他埋著腦袋,半邊臉抵靠著小臂,毛衣沒有蓋住他的脖子,微微勾著,他的手很松地扶著后脖頸,指尖隱入衣領,那脖子看著很細,很好捏。他起初還會眨眨眼皮,但隨著時間推移,他的眼睫垂得越來越厲害,直到完全覆下去。他睡著了。
但睡得不太安穩,秋頌的聲音突然拔高,旁邊人冷不丁鼓掌,他猛然睜開眼,但并沒有立刻抬頭,而是像上學時期偷偷打盹擔心被發現那樣,先撩起眼皮心虛地看一眼臺上,然后又垂眸迷茫地望著桌面,就這么靜默幾秒后,像是有所察覺,他沒有預兆地偏過頭,看向秋臻的方向。
中間隔著兩排,于縫隙之間,兩個人的目光直直對上。秋臻看著他,但祖喚剛睡醒,眼皮還懶散地耷拉著,觸碰到他的目光后,他神色不明地蹙眉,然后便坐正身體移開了視線。
秋臻想起剛剛進來時祖喚對他的稱呼,秋總……生疏又冷淡。
他從未見過祖喚這一面,態度漠然,無視、遠離他,既沒有向他宣泄憤怒,也沒有埋怨他突然提分手。憤怒和埋怨應該都有,只是祖喚沒表現出來,就像分手時祖喚說的那樣,他要讓他永遠欠著。
一切不曾往設想的方向發展,他跟祖喚沒有回到之前的相處狀態。分手后就不能再做朋友?他困惑,如果不是朋友,那要做什么。陌生人?刻意。仇人?有這么嚴重?

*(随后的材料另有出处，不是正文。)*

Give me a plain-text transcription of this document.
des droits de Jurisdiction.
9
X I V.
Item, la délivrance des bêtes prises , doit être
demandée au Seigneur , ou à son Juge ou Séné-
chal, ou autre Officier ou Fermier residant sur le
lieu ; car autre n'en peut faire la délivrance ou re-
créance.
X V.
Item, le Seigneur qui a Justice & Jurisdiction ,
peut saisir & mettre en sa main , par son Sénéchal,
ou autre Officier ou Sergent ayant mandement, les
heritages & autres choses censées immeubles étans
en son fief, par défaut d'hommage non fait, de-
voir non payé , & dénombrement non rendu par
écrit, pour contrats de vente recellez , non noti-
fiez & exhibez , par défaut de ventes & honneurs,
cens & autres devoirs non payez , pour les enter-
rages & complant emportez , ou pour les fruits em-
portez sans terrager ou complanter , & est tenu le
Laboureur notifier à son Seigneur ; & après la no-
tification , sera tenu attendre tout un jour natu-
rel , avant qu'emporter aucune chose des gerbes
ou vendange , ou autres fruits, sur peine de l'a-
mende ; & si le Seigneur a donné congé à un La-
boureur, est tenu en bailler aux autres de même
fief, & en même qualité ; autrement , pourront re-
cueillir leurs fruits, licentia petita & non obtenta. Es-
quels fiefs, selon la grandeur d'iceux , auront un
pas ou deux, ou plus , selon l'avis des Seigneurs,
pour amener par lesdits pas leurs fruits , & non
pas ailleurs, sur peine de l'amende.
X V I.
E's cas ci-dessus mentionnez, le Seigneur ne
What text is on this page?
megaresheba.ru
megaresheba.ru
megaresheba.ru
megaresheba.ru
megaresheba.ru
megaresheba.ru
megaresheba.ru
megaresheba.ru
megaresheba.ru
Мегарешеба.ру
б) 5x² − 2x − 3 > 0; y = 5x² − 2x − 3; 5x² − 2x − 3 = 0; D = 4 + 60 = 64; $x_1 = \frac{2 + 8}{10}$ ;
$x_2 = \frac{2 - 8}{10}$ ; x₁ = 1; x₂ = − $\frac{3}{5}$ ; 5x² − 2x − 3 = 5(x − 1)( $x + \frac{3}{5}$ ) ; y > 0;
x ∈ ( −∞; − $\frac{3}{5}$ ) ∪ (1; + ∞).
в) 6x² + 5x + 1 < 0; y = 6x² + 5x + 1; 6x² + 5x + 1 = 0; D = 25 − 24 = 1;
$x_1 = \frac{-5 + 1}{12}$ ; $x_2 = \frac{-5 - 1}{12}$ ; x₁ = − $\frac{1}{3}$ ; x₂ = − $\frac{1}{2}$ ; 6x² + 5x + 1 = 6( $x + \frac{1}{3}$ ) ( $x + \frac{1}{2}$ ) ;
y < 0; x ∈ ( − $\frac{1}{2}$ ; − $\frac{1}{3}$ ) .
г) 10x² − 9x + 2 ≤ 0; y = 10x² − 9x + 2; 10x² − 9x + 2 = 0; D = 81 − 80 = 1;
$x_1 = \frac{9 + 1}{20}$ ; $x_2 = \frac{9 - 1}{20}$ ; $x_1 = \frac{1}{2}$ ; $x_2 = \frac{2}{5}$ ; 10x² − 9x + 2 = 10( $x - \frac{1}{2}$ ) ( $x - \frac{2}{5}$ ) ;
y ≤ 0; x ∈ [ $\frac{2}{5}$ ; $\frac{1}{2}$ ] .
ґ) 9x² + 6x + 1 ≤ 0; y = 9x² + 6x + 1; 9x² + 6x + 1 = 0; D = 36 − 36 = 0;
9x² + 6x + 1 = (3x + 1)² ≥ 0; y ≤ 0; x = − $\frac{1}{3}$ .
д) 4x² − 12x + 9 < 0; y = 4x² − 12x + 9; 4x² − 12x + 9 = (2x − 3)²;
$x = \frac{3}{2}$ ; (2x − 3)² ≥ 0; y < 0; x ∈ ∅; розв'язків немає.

他不理解這些感情,也不理解自己又在糾結什么,或者說,他到底在意什么?
秋臻收回視線,眸子里的情緒漸漸散去,又變得冷清清的。他給自己找好了解釋,他只是不喜歡變數,但他也能習慣變數。一切都會隨著時間變淡,包括祖喚的憤怒和埋怨,屆時,他們的關系就會回暖,然后回到從前。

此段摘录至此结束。